Мне жаль ее, Распутницу. Она так же жаждет истинной любви, как Верена и я. Но помочь я могу только Верене.
Знаете, что ответили Ноа и этот Фридрих Зюдхаус, когда доктор Фрей спросил, почему они против того, чтобы он подробно рассказал нам о Третьем рейхе и его преступлениях?
Фридрих Зюдхаус:
– Господин доктор, я нахожу, что пора уже покончить с этим вечным самообвинением немцев, это опротивело уже всем нашим западным союзникам, всей загранице! Кому это на руку? Только ГДР, только коммунистам!
Это своеобразный мальчик. Вольфганг ненавидит его. Сегодня за завтраком он повторил кое-что из того, что Зюдхаус говорил якобы о себе. Например: «Если бы Гитлер справился с тем, что задумал, это было бы правильно. Слишком мало евреев отправили в газовые камеры».
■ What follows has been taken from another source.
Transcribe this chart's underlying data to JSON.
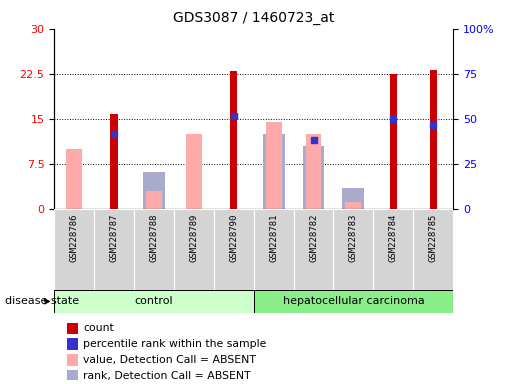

– Если бы справился, – возразил на это Вольфганг. – Шесть миллионов – это ведь так мало!
– Ерунда! Не больше четырех! Самое большее четыре!
– Ну извини. Наверное, все-таки есть разница – четыре или шесть миллионов убитых.
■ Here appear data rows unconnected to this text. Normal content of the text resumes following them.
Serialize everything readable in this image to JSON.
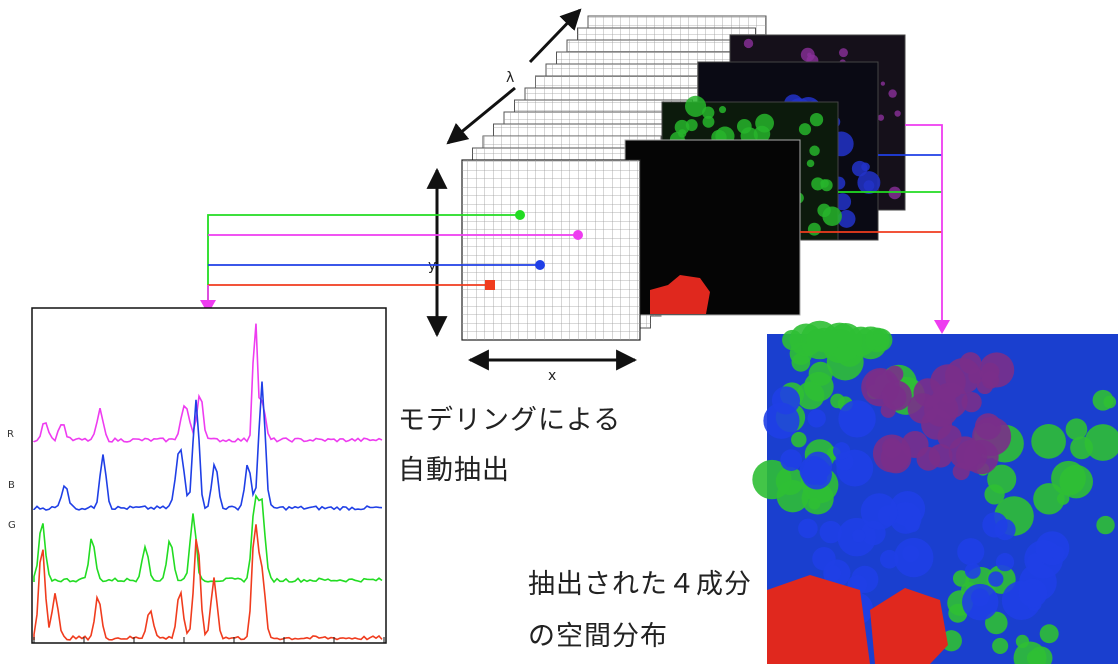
{
  "axes": {
    "x": "x",
    "y": "y",
    "lambda": "λ"
  },
  "caption_model": [
    "モデリングによる",
    "自動抽出"
  ],
  "caption_result": [
    "抽出された４成分",
    "の空間分布"
  ],
  "spectrum_labels": [
    "R",
    "B",
    "G"
  ],
  "colors": {
    "red": "#f03c1e",
    "green": "#22dc22",
    "blue": "#1f3fe6",
    "magenta": "#ee3cf0",
    "grid_line": "#9a9a9a",
    "axis": "#111111"
  }
}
– Все евреи должны быть уничтожены, они яд среди народов.
– Ты целый год встречался с Верой. Она наполовину еврейка. Ты знал это. С тобой ведь ничего не случилось?
– О полукровках можно говорить!
– Если она милая – да!
– Нет, вообще. И о полуевреях. В ней ведь пятьдесят процентов арийской крови. Следует быть справедливым…
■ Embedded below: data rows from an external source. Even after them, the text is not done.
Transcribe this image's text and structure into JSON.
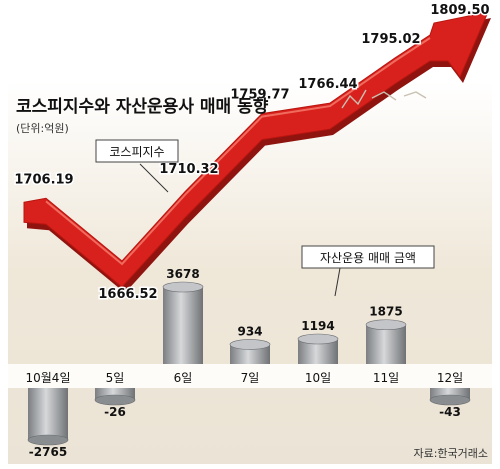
{
  "chart_data": [
    {
      "type": "line",
      "title": "코스피지수와 자산운용사 매매 동향",
      "unit_label": "(단위:억원)",
      "series": [
        {
          "name": "코스피지수",
          "x": [
            "10월4일",
            "5일",
            "6일",
            "7일",
            "10일",
            "11일",
            "12일"
          ],
          "values": [
            1706.19,
            1666.52,
            1710.32,
            1759.77,
            1766.44,
            1795.02,
            1809.5
          ],
          "labels": [
            "1706.19",
            "1666.52",
            "1710.32",
            "1759.77",
            "1766.44",
            "1795.02",
            "1809.50"
          ]
        }
      ]
    },
    {
      "type": "bar",
      "categories": [
        "10월4일",
        "5일",
        "6일",
        "7일",
        "10일",
        "11일",
        "12일"
      ],
      "series": [
        {
          "name": "자산운용 매매 금액",
          "values": [
            -2765,
            -26,
            3678,
            934,
            1194,
            1875,
            -43
          ]
        }
      ]
    }
  ],
  "source": "자료:한국거래소",
  "colors": {
    "panel": "#efe8db",
    "arrow_red": "#d8211d",
    "arrow_dark": "#8f1410",
    "bar_light": "#d2d4d6",
    "bar_dark": "#7b7e81"
  }
}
Следует быть справедливым…
Странный мальчик этот Зюдхаус.
Знаете, что еще рассказал мне Вольфганг, который ненавидит его? Идеал Фридриха – Махатма Ганди. Как это понять? Виноваты родители, гадкие родители, которые так воспитали его. Я точно знаю, что происходит, когда такие родители, как у Зюдхауса, читают подобные строки. Они сжигают книги у стены и неистовствуют. Но моя книга должна быть откровенной, и я ни за что не буду лгать или что-то пропускать. Может, и надо бы придержать язык. Ведь случаются вещи и похуже.
Глава 10
Представляет интерес и мнение Ноа. Слегка заикаясь и опустив голову, словно он говорит что-то недозволенное, Ноа сказал:
– Господин доктор, вы знаете, как я уважаю вас за ваше самообладание. Мне известно, что пришлось пережить вам в концлагере. Я понимаю ваше желание рассказать нам подробно о Третьем рейхе. Но вы хотите совершить невозможное.
– Что именно? – дружелюбно и тихо спросил доктор.
– Вы хотите исправить неисправимое, господин доктор.
– Вы имеете в виду Зюдхауса?
– Хотелось бы. Вам это не удастся. Неисправимое нельзя исправить. В результате такие, как он, только еще больше станут вас ненавидеть.
– Это не так, Гольдмунд.
– Это чистая правда, господин доктор. Я действительно очень уважаю вас, но вы на ложном пути. У вас возникнут проблемы, если вы и дальше будете поступать так. Этот народ неисправим. Ваши усилия совершенно бессмысленны. Вы ведь видите: кто говорит что-то против нацистов, тот сразу коммунист! Вы готовы к таким обвинениям?
– Да, Гольдмунд. Я к этому готов.
– Извините, господин доктор, но я думал, что вы более дальновидны. Имеет ли смысл истина, если она абстрактна?
На это доктор Фрей ответил одним предложением, которое было таким точным по смыслу, что я должен его привести. Он сказал:
– Истина не абстрактна, Ноа, истина конкретна.